The ability to accommodate changes in volume without significant changes in pressure.

Question 34

What changes can occur in compliance?

Answer 34

It is limited by the rigidity of the skull.
Cerbebral vessels can change volume e.g. vasoconstriction.
Venous compression also decreases blood volume.
CSF can be displaced from the ventricles/subarachnoid space to the spinal subarachnoid space.

Question 35

How is compliance calculated?

Answer 35

change in volume/change in pressure.

Question 36

What is Cerebral Perfusion Pressure?

Answer 36

The net pressure gradient causing cerebral blood flow to the brain.

Question 37

What CPP is needed for adequate cerebral function?

Answer 37

70mmHg

Question 38

How is CPP calculated?

Answer 38

MAP - ICP

Question 39

Describe clinical features of raised ICP?

Answer 39

Headache: worse in the morning, aggravated by stopping/bending.
Vomiting: Due to acute rise in ICP.
Papilloedema: Swelling of optic disc and retina, may result in disc haemorrhage.

Question 40

What is the function of the falx cerebri?

Answer 40

Separates the cerebral hemispheres. Helps protect the brain.

Question 41

What is the function of the tentorium cerebelli?

Answer 41

Divides the cranial cavity to anterior and posterior fossae.

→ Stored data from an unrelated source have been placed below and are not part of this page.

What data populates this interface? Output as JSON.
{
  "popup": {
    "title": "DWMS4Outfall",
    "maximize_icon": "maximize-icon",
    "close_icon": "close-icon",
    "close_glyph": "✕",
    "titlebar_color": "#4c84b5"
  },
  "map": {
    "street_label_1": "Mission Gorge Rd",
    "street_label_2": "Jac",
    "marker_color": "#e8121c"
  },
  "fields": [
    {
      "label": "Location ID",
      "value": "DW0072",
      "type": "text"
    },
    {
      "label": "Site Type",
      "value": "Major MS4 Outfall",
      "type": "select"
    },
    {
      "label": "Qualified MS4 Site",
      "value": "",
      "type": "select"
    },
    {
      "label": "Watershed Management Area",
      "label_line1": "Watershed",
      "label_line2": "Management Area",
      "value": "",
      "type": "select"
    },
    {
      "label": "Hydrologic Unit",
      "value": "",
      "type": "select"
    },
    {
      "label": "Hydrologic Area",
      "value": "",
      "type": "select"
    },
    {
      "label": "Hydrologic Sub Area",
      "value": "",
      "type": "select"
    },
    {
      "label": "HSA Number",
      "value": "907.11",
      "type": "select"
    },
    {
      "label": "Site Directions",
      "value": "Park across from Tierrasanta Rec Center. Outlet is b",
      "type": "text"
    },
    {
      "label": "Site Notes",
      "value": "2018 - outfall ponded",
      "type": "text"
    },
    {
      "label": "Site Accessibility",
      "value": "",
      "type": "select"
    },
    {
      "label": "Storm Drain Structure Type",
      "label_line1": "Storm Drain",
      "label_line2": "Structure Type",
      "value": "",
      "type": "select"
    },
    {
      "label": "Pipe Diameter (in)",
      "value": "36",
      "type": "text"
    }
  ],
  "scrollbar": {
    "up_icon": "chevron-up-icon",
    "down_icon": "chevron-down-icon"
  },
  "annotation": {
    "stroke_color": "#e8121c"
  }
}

Separates the cerebellum from the occipital lobes. Protects the brain.

Question 42

What is brain herniation?

Answer 42

When one brain compartment has an elevated ICP, causing displacement of tissue to an area of lower pressure.

Question 43

Describe the 2 broad categories of brain herniation?

Answer 43

Supratentorial: Herniation of structures above the tentorial notch inferiorally.
E.g. Uncal and central herniation.

Infratentorial: Structures below the tentorial notch herniating e.g. upward cerebellar and tonsillar.

Question 44

List 2 causes of hypoxic brain damage?

Answer 44

Extracranial blood loss due to injury.

Seizures

Question 45

How would the brain compensate for a drop in BP?

Answer 45

Cerebral vasodilation would occur to maintain cerebral perfusion via cerebrovascular autoregulation.

Question 46

What happens if cerebrovascular autoregulation is impaired after head injury?

Answer 46

Brain more likely to get hypotension and hypoxia.

Question 47

How is a head injury managed?

Answer 47

Cardiopulmonary stabilisation (ABC) - Attention to airway is vital due to damage of respiratory centres in the medulla.
Check D for Disability - Neurological exam using GCS.
Imagine - CT/MRI to assess damage.
Surgical Intervention - For fractures, bleeding vessels, and large haematomas, or increased ICP.

Question 48

How is raised ICP surgically managed?

Answer 48

Craniectomy

CSF fluid drainage.

Question 49

Compare regeneration capacity of central and peripheral neurons?

Answer 49

Adult CNS neurons have limited regeneration compared to PNS neurons.
This is due to a lack of growth factors, and presence of factors which inhibit growth in the PNS.

Question 50

How could neurons recover if they cant regenerate?

Answer 50

Due to neuronal plasticity - the adaptation of undamaged tissue to undertake the damaged nerve’s functions.
Exposure to a stimulus prompts the brain to dedicate more neurons to that stimulus.
So behavioural adaptation plays a large part of compensating for disability.

Question 51

List some long-term problems that may occur after head injury?

Answer 51

Cognitive impairment
Hemiparesis - one sided weakenss.
Epilepsy
Post-traumatic syndrome - headache, malaise, depression.
Chronic subdural haematoma.
‘Punch-drunk’ syndrome - from repeated injury. Cognitive impairment.

Question 52

Describe an uncal herniation?

Answer 52

Uncus is part of the medial temporal lobe. IT goes down through tentorum cereblli.
This can damage the occulomotor nerve and get pupil dilation. As it worsens also get paralysis of extraoccular muscles.
Then get contralateral hemiplegia as crus cerebri are compressed.
Can then affect respiratory and CV centres in the brainstem.

Question 53

Describe a cingulate herniation?

Answer 53

Cingulate gets displaces under falx cerebri and affects other cingulate gyrus. Get contralateral hemiplegia and confusion.

Question 54

What happens i the cerebellum herniates superiorly?

Answer 54

Can get hydrocephalus as the cerebral aqueduct is compressed.

Question 55

What happened if the cerebellum herniates inferiorly?

Answer 55

Can get CV and resp centre failure due to brainstem compression.